The first priority of leadership is to engage the right people, at the right times, to the right degree in creative work. That engagement starts when the leader recasts the role of employees. Rather than simply roll up their sleeves and execute top-down strategy, employees must contribute imagination. As Cook put it, “Traditional management prioritizes projects and assigns people to them. But increasingly, managers are not the source of the idea.”
More keys to create an environment that generates creativity and innovation from HBR.
...remember that you are not the sole fount of ideas. Be the appreciative audience.
...enable collaboration. Combat the lone inventor myth. Define “superstar” as someone who helps others succeed.
...enhance diversity. Get people with different backgrounds and expertise to work together. Open up the organization to outside creative contributors.
...map the stages of creativity and tend to their different needs. Avoid process management in the fuzzy front end. Provide sufficient time and resources for exploration
....accept the inevitability and utility of failure. Create psychological safety to maximize learning from failure.
...motivate with intellectual challenge. Protect the front end from commercial pressure. Show the higher purpose of projects whenever possible.

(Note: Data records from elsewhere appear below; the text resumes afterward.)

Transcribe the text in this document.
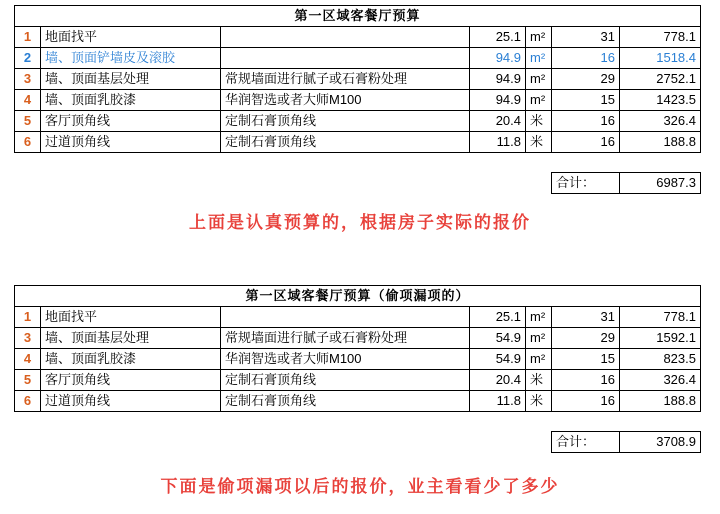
第一区域客餐厅预算						
1	地面找平		25.1	m²	31	778.1
2	墙、顶面铲墙皮及滚胶		94.9	m²	16	1518.4
3	墙、顶面基层处理	常规墙面进行腻子或石膏粉处理	94.9	m²	29	2752.1
4	墙、顶面乳胶漆	华润智选或者大师M100	94.9	m²	15	1423.5
5	客厅顶角线	定制石膏顶角线	20.4	米	16	326.4
6	过道顶角线	定制石膏顶角线	11.8	米	16	188.8

					合计：	6987.3
上面是认真预算的，根据房子实际的报价
第一区域客餐厅预算（偷项漏项的）						
1	地面找平		25.1	m²	31	778.1
3	墙、顶面基层处理	常规墙面进行腻子或石膏粉处理	54.9	m²	29	1592.1
4	墙、顶面乳胶漆	华润智选或者大师M100	54.9	m²	15	823.5
5	客厅顶角线	定制石膏顶角线	20.4	米	16	326.4
6	过道顶角线	定制石膏顶角线	11.8	米	16	188.8

					合计：	3708.9
下面是偷项漏项以后的报价，业主看看少了多少
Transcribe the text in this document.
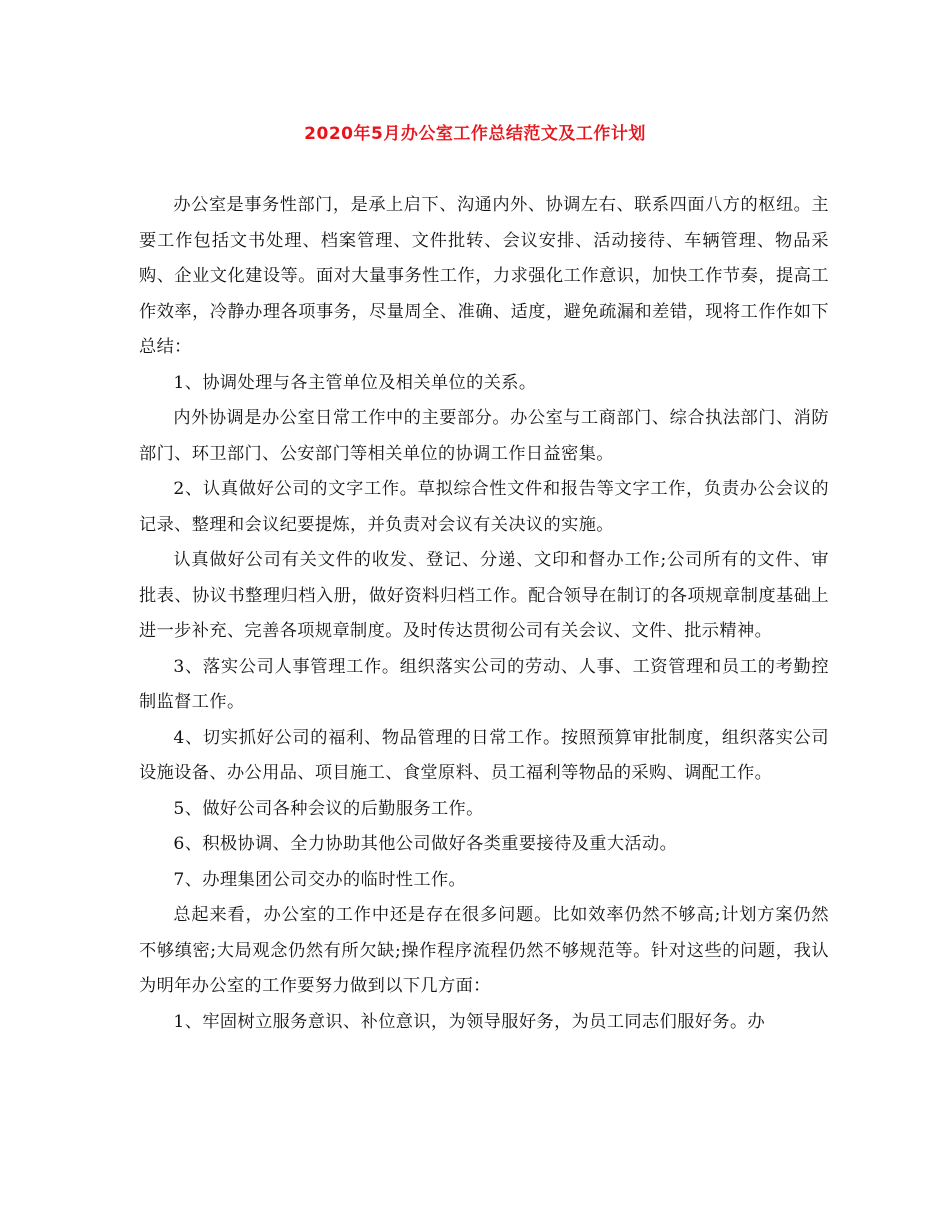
2020年5月办公室工作总结范文及工作计划

办公室是事务性部门，是承上启下、沟通内外、协调左右、联系四面八方的枢纽。主要工作包括文书处理、档案管理、文件批转、会议安排、活动接待、车辆管理、物品采购、企业文化建设等。面对大量事务性工作，力求强化工作意识，加快工作节奏，提高工作效率，冷静办理各项事务，尽量周全、准确、适度，避免疏漏和差错，现将工作作如下总结：

1、协调处理与各主管单位及相关单位的关系。

内外协调是办公室日常工作中的主要部分。办公室与工商部门、综合执法部门、消防部门、环卫部门、公安部门等相关单位的协调工作日益密集。

2、认真做好公司的文字工作。草拟综合性文件和报告等文字工作，负责办公会议的记录、整理和会议纪要提炼，并负责对会议有关决议的实施。

认真做好公司有关文件的收发、登记、分递、文印和督办工作;公司所有的文件、审批表、协议书整理归档入册，做好资料归档工作。配合领导在制订的各项规章制度基础上进一步补充、完善各项规章制度。及时传达贯彻公司有关会议、文件、批示精神。

3、落实公司人事管理工作。组织落实公司的劳动、人事、工资管理和员工的考勤控制监督工作。

4、切实抓好公司的福利、物品管理的日常工作。按照预算审批制度，组织落实公司设施设备、办公用品、项目施工、食堂原料、员工福利等物品的采购、调配工作。

5、做好公司各种会议的后勤服务工作。

6、积极协调、全力协助其他公司做好各类重要接待及重大活动。

7、办理集团公司交办的临时性工作。

总起来看，办公室的工作中还是存在很多问题。比如效率仍然不够高;计划方案仍然不够缜密;大局观念仍然有所欠缺;操作程序流程仍然不够规范等。针对这些的问题，我认为明年办公室的工作要努力做到以下几方面：

1、牢固树立服务意识、补位意识，为领导服好务，为员工同志们服好务。办
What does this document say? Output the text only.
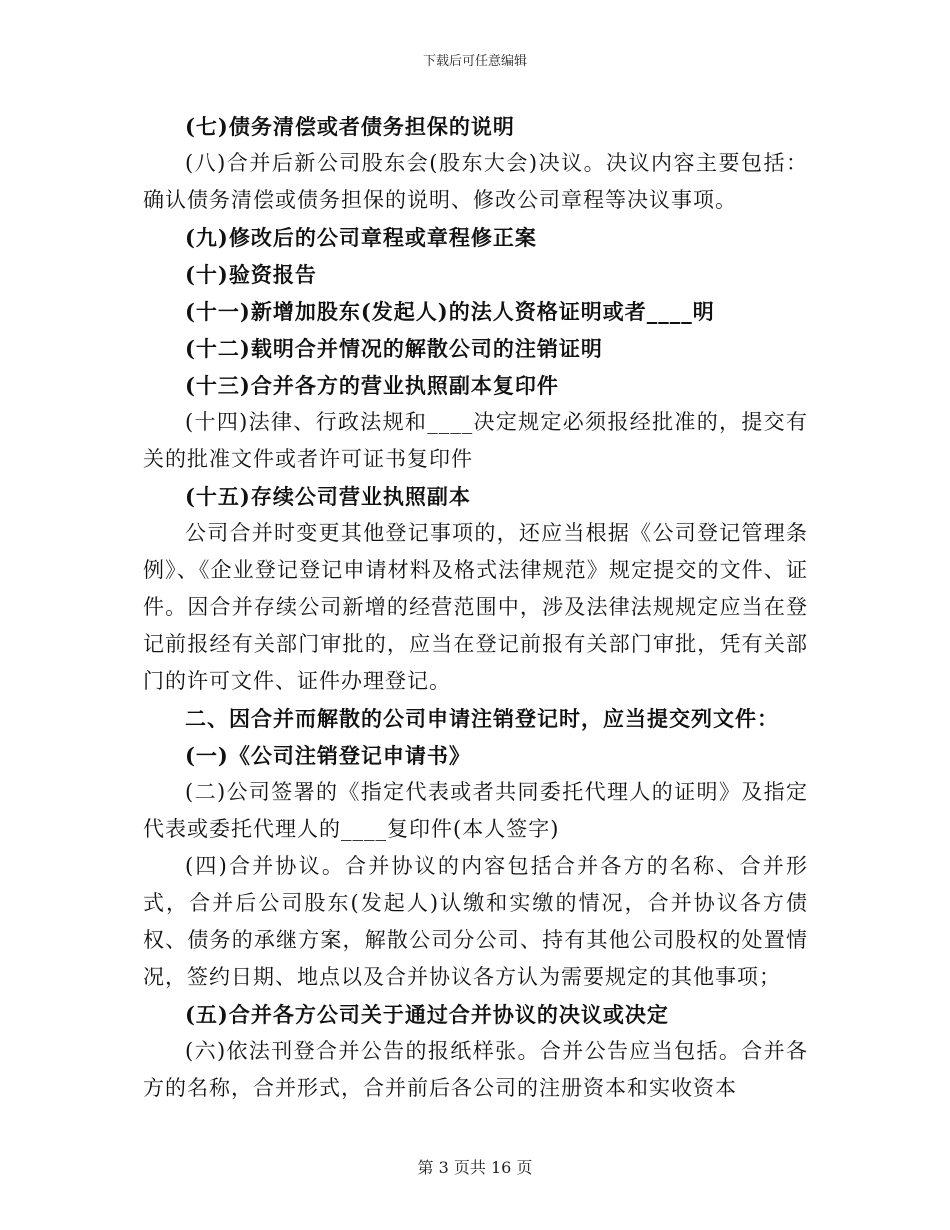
下载后可任意编辑

(七)债务清偿或者债务担保的说明

(八)合并后新公司股东会(股东大会)决议。决议内容主要包括：确认债务清偿或债务担保的说明、修改公司章程等决议事项。

(九)修改后的公司章程或章程修正案

(十)验资报告

(十一)新增加股东(发起人)的法人资格证明或者____明

(十二)载明合并情况的解散公司的注销证明

(十三)合并各方的营业执照副本复印件

(十四)法律、行政法规和____决定规定必须报经批准的，提交有关的批准文件或者许可证书复印件

(十五)存续公司营业执照副本

公司合并时变更其他登记事项的，还应当根据《公司登记管理条例》、《企业登记登记申请材料及格式法律规范》规定提交的文件、证件。因合并存续公司新增的经营范围中，涉及法律法规规定应当在登记前报经有关部门审批的，应当在登记前报有关部门审批，凭有关部门的许可文件、证件办理登记。

二、因合并而解散的公司申请注销登记时，应当提交列文件：

(一)《公司注销登记申请书》

(二)公司签署的《指定代表或者共同委托代理人的证明》及指定代表或委托代理人的____复印件(本人签字)

(四)合并协议。合并协议的内容包括合并各方的名称、合并形式，合并后公司股东(发起人)认缴和实缴的情况，合并协议各方债权、债务的承继方案，解散公司分公司、持有其他公司股权的处置情况，签约日期、地点以及合并协议各方认为需要规定的其他事项；

(五)合并各方公司关于通过合并协议的决议或决定

(六)依法刊登合并公告的报纸样张。合并公告应当包括。合并各方的名称，合并形式，合并前后各公司的注册资本和实收资本

第 3 页共 16 页
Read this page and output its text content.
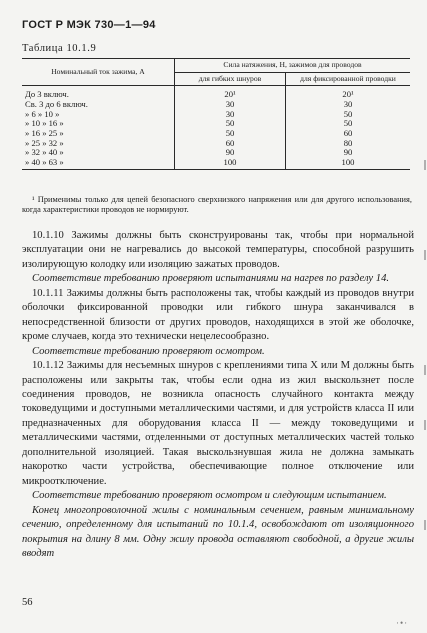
ГОСТ Р МЭК 730—1—94
Таблица 10.1.9
Номинальный ток зажима, А	Сила натяжения, Н, зажимов для проводов	
	для гибких шнуров	для фиксированной проводки
До 3 включ.	20¹	20¹
Св. 3 до 6 включ.	30	30
» 6 » 10 »	30	50
» 10 » 16 »	50	50
» 16 » 25 »	50	60
» 25 » 32 »	60	80
» 32 » 40 »	90	90
» 40 » 63 »	100	100
¹ Применимы только для цепей безопасного сверхнизкого напряжения или для другого использования, когда характеристики проводов не нормируют.

10.1.10 Зажимы должны быть сконструированы так, чтобы при нормальной эксплуатации они не нагревались до высокой температуры, способной разрушить изолирующую колодку или изоляцию зажатых проводов.

Соответствие требованию проверяют испытаниями на нагрев по разделу 14.

10.1.11 Зажимы должны быть расположены так, чтобы каждый из проводов внутри оболочки фиксированной проводки или гибкого шнура заканчивался в непосредственной близости от других проводов, находящихся в этой же оболочке, кроме случаев, когда это технически нецелесообразно.

Соответствие требованию проверяют осмотром.

10.1.12 Зажимы для несъемных шнуров с креплениями типа X или M должны быть расположены или закрыты так, чтобы если одна из жил выскользнет после соединения проводов, не возникла опасность случайного контакта между токоведущими и доступными металлическими частями, и для устройств класса II или предназначенных для оборудования класса II — между токоведущими и металлическими частями, отделенными от доступных металлических частей только дополнительной изоляцией. Такая выскользнувшая жила не должна замыкать накоротко части устройства, обеспечивающие полное отключение или микроотключение.

Соответствие требованию проверяют осмотром и следующим испытанием.

Конец многопроволочной жилы с номинальным сечением, равным минимальному сечению, определенному для испытаний по 10.1.4, освобождают от изоляционного покрытия на длину 8 мм. Одну жилу провода оставляют свободной, а другие жилы вводят

56
·•·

Here's my Jack Handy "Deep Thought" for the post. If you set up an environment to encourage innovation and creativity and allow all to have access to time and tools, make them put some skin in the game via this handy Employee Engagement test. The test I pitched a while back basically asks the employee to be more productive to free up time for them to chase creative and innovative work, and you score an employee's willingness like this:
-Associates who have taken advantage of your offer and are aggressively moving forward with a project - ENGAGED
-Associates who have developed some thoughts about what they might do, but have not taken action yet - NOT ENGAGED, BUT POSSIBLY COULD BECOME ENGAGED WITH THE RIGHT ENVIRONMENTAL TWEAKS FROM YOU
-Associates who have done nothing, or have excuses for why they didn't take advantage of the offer - NOT ENGAGED AND NOT PROBABLE TO BECOME ENGAGED, regardless of your efforts.
Set it up so your employees get creative time by being more productive, and also by taking advantage of an offer. That way you'll never worry about treating the engaged employee who wants to chase a project differently - because they were more than willing to put skin in the game.



Nice post! Employee engagement is the key to fostering creativity and encouraging innovation in the workplace.
Since creative thinking requires taking a risk, it's more likely to occur in a safe environment that supports innovation. Organizations need to realize that this will ultimately positively affect their bottom line.